/lociPARSE

locality-aware invariant Point Attention-based RNA ScorEr

Primary LanguagePythonGNU General Public License v3.0GPL-3.0

lociPARSE: a locality-aware invariant point attention model for scoring RNA 3D structures

by Sumit Tarafder and Debswapna Bhattacharya

[bioRxiv] [pdf]

Codebase for our locality-aware invariant Point Attention-based RNA ScorEr (lociPARSE).

DOI

alt text

Installation

pip install lociPARSE

Or

git clone https://github.com/Bhattacharya-Lab/lociPARSE.git
cd lociPARSE
pip install .

Typical installation time should take less than a minute in a 64-bit Linux system.

Usage

Instructions for running lociPARSE:

from lociPARSE import lociparse
lp = lociparse()
score = lp.score("R1108.pdb")

Additional functionality

score.pMoL.show() #Returns pMoL value
score.pNuL.show() #Returns a list of pNuL values
score.pNuL.show(1) #Returns the pNuL value of 1st nucleotide
score.save("score.txt") #Saves the scores
  1. Given an RNA pdb "R1108.pdb" as input, lociPARSE predicts both molecular-level lDDT (pMoL) and nucleotide-wise lDDT (pNuL) score.

  2. Use show() function to print the pMoL or pNuL values.

  3. Save the output in a provided filename of your choice("score.txt"). First line shows pMoL score. Each of the subsequent lines sepcify 2 columns: column-1: nucleotide index in PDB and column-2: predicted nucleotide-wise lDDT (pNuL) score.

Inference time for a typical RNA structure (~70 nucleotides) should take a few seconds.

Datasets

  • The lists of IDs used in our training set, test sets and validation set used in ablation study are available here.
  • Training set and test set of 30 independent RNAs were taken from trRosettaRNA.
  • CASP15 experimental strctures and all submiited predictions were downloaded from CASP15.
  • The set of 60 non-redundant RNA targets TS60 for hyperparameter optimization was in-house curated.
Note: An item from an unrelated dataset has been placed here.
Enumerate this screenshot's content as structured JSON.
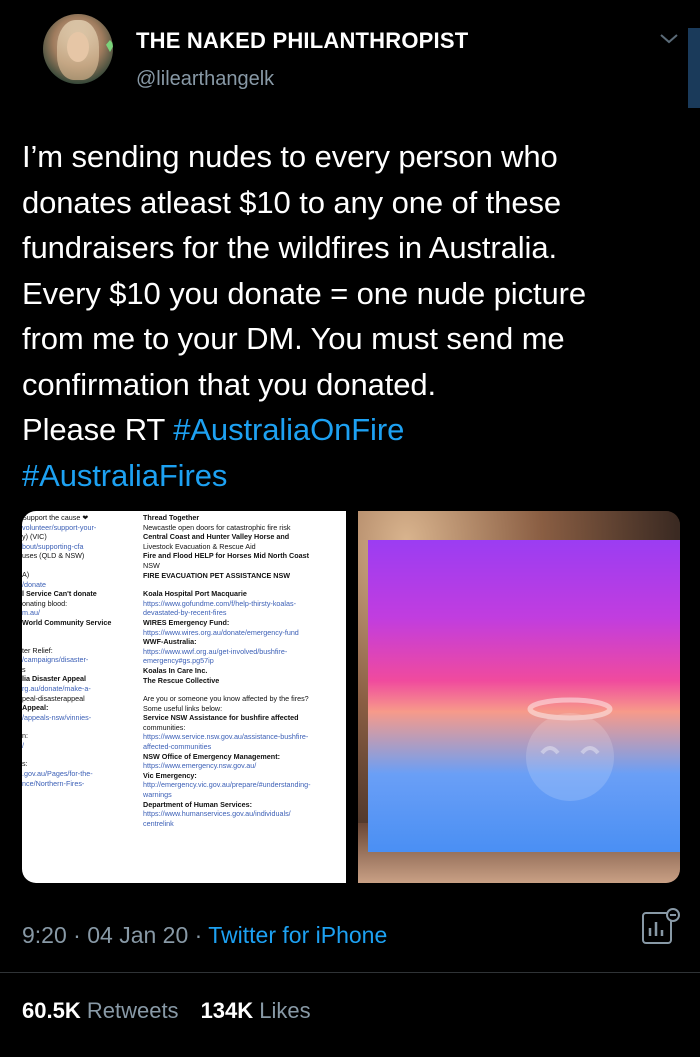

See (https://doi.org/10.1093/biomethods/bpae047) for more details.

Training and evaluation materials

If you want to train or evaluate lociPARSE, please follow these initial steps:

  • Download the necessary materials from here and place it in the root directory(/lociPARSE)

    wget https://zenodo.org/records/12729167/files/Materials.tar.gz
    
  • Extract the Material.tar.gz folder

    tar -xvzf Materials.tar.gz --strip-components=1
    
  • Make sure if you have installed appropriate torch version compatible with the CUDA version installed in your machine for GPU training. See here for more (https://pytorch.org/get-started/locally/).

Training lociPARSE

If you wish to train lociPARSE from scratch on our training set, please follow these steps:

  • Download our training dataset Train.tar.gz from here and place it inside Input/Dataset folder.
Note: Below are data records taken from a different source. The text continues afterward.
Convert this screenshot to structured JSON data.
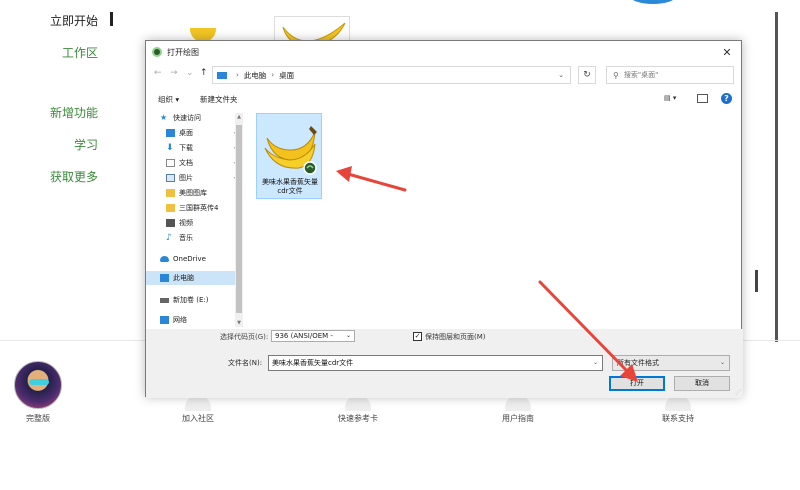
{
  "app": {
    "nav": [
      {
        "label": "立即开始",
        "active": true
      },
      {
        "label": "工作区"
      },
      {
        "label": "新增功能"
      },
      {
        "label": "学习"
      },
      {
        "label": "获取更多"
      }
    ],
    "bottom_links": [
      "完整版",
      "加入社区",
      "快速参考卡",
      "用户指南",
      "联系支持"
    ]
  },
  "dialog": {
    "title": "打开绘图",
    "close_glyph": "✕",
    "address": {
      "root": "此电脑",
      "current": "桌面"
    },
    "search_placeholder": "搜索\"桌面\"",
    "toolbar": {
      "organize": "组织 ▾",
      "new_folder": "新建文件夹"
    },
    "nav_items": [
      {
        "label": "快速访问",
        "icon": "star-icon",
        "color": "#2a86d8"
      },
      {
        "label": "桌面",
        "icon": "desktop-icon",
        "color": "#2a86d8",
        "pinned": true
      },
      {
        "label": "下载",
        "icon": "download-icon",
        "color": "#2a86d8",
        "pinned": true
      },
      {
        "label": "文档",
        "icon": "document-icon",
        "color": "#8a8a8a",
        "pinned": true
      },
      {
        "label": "图片",
        "icon": "picture-icon",
        "color": "#5a7da8",
        "pinned": true
      },
      {
        "label": "美图图库",
        "icon": "folder-icon",
        "color": "#f0c040"
      },
      {
        "label": "三国群英传4",
        "icon": "folder-icon",
        "color": "#f0c040"
      },
      {
        "label": "视频",
        "icon": "video-icon",
        "color": "#555555"
      },
      {
        "label": "音乐",
        "icon": "music-icon",
        "color": "#2a86d8"
      },
      {
        "label": "OneDrive",
        "icon": "cloud-icon",
        "color": "#2a86d8"
      },
      {
        "label": "此电脑",
        "icon": "computer-icon",
        "color": "#2a86d8",
        "selected": true
      },
      {
        "label": "新加卷 (E:)",
        "icon": "drive-icon",
        "color": "#666666"
      },
      {
        "label": "网络",
        "icon": "network-icon",
        "color": "#2a86d8"
      }
    ],
    "file": {
      "name": "美味水果香蕉矢量cdr文件"
    },
    "codepage_label": "选择代码页(G):",
    "codepage_value": "936  (ANSI/OEM -",
    "keep_checkbox": {
      "label": "保持图层和页面(M)",
      "checked": true
    },
    "filename_label": "文件名(N):",
    "filename_value": "美味水果香蕉矢量cdr文件",
    "filetype_value": "所有文件格式",
    "open_label": "打开",
    "cancel_label": "取消"
  },
  "colors": {
    "accent": "#0078d7",
    "arrow": "#e8453a",
    "nav_green": "#3a8a3a"
  }
}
  • Extract the training dataset

    tar -xzvf Train.tar.gz
    
  • Run the following command to train our architecture

    chmod a+x lociPARSE_train.sh && ./lociPARSE_train.sh > log.txt
    

    It will take approximately 16 hours to finish feature generation and 50 epochs of training on a single A100 gpu.

  • The best model saved on validation loss will be placed inside the Model folder as "QAmodel_retrained.pt".

Evaluation of lociPARSE

If you want to generate our reported results in the paper from the provided predictions, follow these steps:

  • To generate Tables 1-6, please run the following commands one by one.

    cd Evaluate
    python3 QA_eval.py Test30_CASP15 0
    python3 QA_eval.py ARES_benchmark2 0
    
  • You will find the corresponding results inside Evaluate/Results folder.

  • To generate Supplementary Figures S1-S2, please run the following commands.

     cd Evaluate
     python3 draw.py
    
  • Generated figures will be inside Evaluate/Figures folder.

If you want to predict the scores by lociPARSE from scratch and re-evaluate, follow these steps:

  • Download our test datasets Test.tar.gz and Ares_set.tar.gz from here and place it inside Input/Dataset folder.

  • Extract the folders

    tar -xzvf Test.tar.gz
    
    tar -xzvf Ares_set.tar.gz
    
  • To predict and evaluate results on our two test sets Test30 and CASP15 (Tables 1-5), please run the following command.

    chmod a+x evaluate.sh && ./evaluate.sh Test30_CASP15 Model/QAmodel_lociPARSE.pt
    
  • To predict and evaluate results on ARES benchmark set-2 (Table 6), please run the following command. [This will be slow due to ~76k models in this test set]

    chmod a+x evaluate.sh && ./evaluate.sh ARES_benchmark2 Model/QAmodel_Ares_set.pt
    
  • You will find the corresponding results inside Evaluate/Results folder.